Html dialog box to set and get information

You actually send arrays and hashes to the dialog’s JavaScript as JSON text.

It is really easy. At the top of your code you can ensure the Ruby JSON library is loaded like this …

require 'json' unless defined? JSON
ruby_ary = [ [1, 2, 3 ], [9, 4, 6], [4, 6, 8] ]
# dialog is your UI::HtmlDialog object
json = ruby_ary.to_json
dialog.execute_script( %[var js_ary = JSON.parse('#{json}');] )

Of course the variable names can be whatever you wish, and be the same or different on each side (ie, the “Ruby-side” and the “JavaScript-side”.)

The %[text] (or %Q[text],) is a Ruby double quoted string syntax that does interpolation.
(The %q[text] syntax is a single quoted string that does not do interpolation.)
We use them because JavaScript code often needs to have quotes in it, so these special String syntax allow us to use quotes within them. ( See: Ruby Syntax: Literals - Strings )

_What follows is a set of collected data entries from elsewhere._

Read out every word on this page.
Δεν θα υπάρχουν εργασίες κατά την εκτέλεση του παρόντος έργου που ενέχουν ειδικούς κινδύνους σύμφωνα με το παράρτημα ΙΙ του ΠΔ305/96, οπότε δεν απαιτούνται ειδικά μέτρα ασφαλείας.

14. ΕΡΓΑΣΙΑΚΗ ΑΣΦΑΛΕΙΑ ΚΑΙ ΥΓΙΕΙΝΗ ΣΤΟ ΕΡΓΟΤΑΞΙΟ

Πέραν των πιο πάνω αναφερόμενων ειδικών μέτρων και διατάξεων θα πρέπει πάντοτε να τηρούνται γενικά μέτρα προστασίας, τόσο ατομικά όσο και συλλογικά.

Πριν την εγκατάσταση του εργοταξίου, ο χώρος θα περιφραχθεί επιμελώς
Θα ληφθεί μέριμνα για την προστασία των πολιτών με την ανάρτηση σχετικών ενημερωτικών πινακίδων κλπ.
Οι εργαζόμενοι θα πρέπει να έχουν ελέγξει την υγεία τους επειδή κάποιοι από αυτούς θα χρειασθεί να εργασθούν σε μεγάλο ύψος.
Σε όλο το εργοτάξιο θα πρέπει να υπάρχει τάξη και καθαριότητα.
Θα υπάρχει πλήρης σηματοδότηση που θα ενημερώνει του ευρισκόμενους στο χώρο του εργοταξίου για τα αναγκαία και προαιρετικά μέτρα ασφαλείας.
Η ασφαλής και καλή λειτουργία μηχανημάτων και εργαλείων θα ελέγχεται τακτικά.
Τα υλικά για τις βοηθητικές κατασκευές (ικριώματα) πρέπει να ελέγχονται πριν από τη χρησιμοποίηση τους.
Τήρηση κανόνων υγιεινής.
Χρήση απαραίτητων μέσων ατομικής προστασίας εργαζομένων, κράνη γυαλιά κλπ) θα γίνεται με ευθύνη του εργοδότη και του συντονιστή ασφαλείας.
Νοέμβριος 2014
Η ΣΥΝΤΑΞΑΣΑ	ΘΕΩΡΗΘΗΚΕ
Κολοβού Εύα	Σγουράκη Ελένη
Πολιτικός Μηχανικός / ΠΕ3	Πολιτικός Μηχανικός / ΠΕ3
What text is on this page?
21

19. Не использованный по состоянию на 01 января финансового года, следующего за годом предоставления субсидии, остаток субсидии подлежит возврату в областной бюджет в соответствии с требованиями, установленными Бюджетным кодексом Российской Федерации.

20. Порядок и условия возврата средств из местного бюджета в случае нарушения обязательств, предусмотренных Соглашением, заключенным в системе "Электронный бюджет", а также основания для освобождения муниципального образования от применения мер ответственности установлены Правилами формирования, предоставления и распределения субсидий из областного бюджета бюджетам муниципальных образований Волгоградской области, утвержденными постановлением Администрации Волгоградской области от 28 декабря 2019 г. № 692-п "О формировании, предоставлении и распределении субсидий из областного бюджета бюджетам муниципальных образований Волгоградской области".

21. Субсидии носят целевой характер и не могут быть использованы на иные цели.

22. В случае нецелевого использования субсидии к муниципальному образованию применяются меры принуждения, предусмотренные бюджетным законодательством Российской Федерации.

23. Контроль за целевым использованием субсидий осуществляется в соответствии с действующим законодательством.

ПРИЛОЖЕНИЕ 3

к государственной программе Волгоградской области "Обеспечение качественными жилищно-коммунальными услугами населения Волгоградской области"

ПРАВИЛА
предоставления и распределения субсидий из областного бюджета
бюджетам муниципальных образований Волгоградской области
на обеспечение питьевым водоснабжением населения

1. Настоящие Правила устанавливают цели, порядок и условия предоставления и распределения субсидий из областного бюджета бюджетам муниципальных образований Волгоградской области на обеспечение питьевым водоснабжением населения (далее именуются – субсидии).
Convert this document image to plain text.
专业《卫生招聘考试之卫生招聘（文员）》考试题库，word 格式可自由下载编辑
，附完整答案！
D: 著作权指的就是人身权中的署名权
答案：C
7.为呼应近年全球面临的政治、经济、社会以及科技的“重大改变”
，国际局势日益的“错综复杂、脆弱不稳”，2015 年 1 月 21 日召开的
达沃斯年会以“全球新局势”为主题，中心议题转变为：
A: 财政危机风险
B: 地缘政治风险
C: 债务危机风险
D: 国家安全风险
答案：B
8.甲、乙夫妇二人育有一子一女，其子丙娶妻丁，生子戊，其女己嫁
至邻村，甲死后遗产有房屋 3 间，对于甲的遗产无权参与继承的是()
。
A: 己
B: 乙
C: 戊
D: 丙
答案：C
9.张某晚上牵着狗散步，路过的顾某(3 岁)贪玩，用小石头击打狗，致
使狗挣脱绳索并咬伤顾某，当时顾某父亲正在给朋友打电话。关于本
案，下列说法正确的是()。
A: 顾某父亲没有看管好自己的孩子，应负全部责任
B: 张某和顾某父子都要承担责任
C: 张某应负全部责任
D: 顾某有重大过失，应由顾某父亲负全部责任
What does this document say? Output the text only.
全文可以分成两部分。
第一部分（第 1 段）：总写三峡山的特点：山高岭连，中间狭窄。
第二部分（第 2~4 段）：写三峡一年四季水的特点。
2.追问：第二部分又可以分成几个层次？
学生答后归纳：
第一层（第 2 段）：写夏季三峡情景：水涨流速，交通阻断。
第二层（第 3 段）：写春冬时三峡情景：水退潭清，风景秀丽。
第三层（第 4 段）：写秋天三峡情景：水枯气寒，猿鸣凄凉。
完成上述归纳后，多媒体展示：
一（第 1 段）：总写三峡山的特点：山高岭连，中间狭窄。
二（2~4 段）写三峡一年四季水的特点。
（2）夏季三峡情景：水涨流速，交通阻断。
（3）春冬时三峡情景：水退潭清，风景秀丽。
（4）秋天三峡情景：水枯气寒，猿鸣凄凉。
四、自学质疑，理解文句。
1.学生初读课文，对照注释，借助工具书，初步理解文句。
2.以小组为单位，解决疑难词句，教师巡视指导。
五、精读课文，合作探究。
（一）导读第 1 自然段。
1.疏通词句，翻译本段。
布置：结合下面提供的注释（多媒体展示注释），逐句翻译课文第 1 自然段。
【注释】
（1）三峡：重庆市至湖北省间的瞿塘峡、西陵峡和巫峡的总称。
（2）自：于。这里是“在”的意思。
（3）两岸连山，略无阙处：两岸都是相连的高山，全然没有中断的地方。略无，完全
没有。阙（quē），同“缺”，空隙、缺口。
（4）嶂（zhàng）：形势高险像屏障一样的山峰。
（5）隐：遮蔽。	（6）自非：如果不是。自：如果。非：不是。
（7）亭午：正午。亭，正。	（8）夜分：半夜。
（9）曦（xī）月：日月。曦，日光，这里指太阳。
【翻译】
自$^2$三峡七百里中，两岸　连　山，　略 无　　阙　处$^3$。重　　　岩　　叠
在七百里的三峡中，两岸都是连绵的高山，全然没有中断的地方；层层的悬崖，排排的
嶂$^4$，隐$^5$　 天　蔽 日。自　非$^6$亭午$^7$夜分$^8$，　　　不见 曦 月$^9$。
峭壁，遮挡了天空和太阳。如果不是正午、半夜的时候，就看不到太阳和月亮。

Anyway … you can also easily pass more complex and robust data such as a Ruby Hash, Struct or OpenStruct over to the dialog as JavaScript objects.

json = dyna_hash.to_json
dialog.execute_script( %[var my_obj = JSON.parse('#{json}');] )

We use single quotes around the JSON.parse method argument because JSON text uses double quotes internally around strings and member names.

ADD: We can also send SketchUp Ruby AttributeDictionary object data over quite easily because they have Ruby’s Enumerable module mixed in, which gives them a #to_h method to produce a Hash.

# Where dict is a reference to some attribute dictionary:
dict = comp_inst.attribute_dictionary("dynamic_attributes")
json = dict.to_h.to_json
dialog.execute_script( %[var dict_inst = JSON.parse('#{json}');] )
dict = comp_inst.definition.attribute_dictionary("dynamic_attributes")
json = dict.to_h.to_json
dialog.execute_script( %[var dict_defn = JSON.parse('#{json}');] )

(You should of course, check that the attribute dictionary getter calls do not return nil.)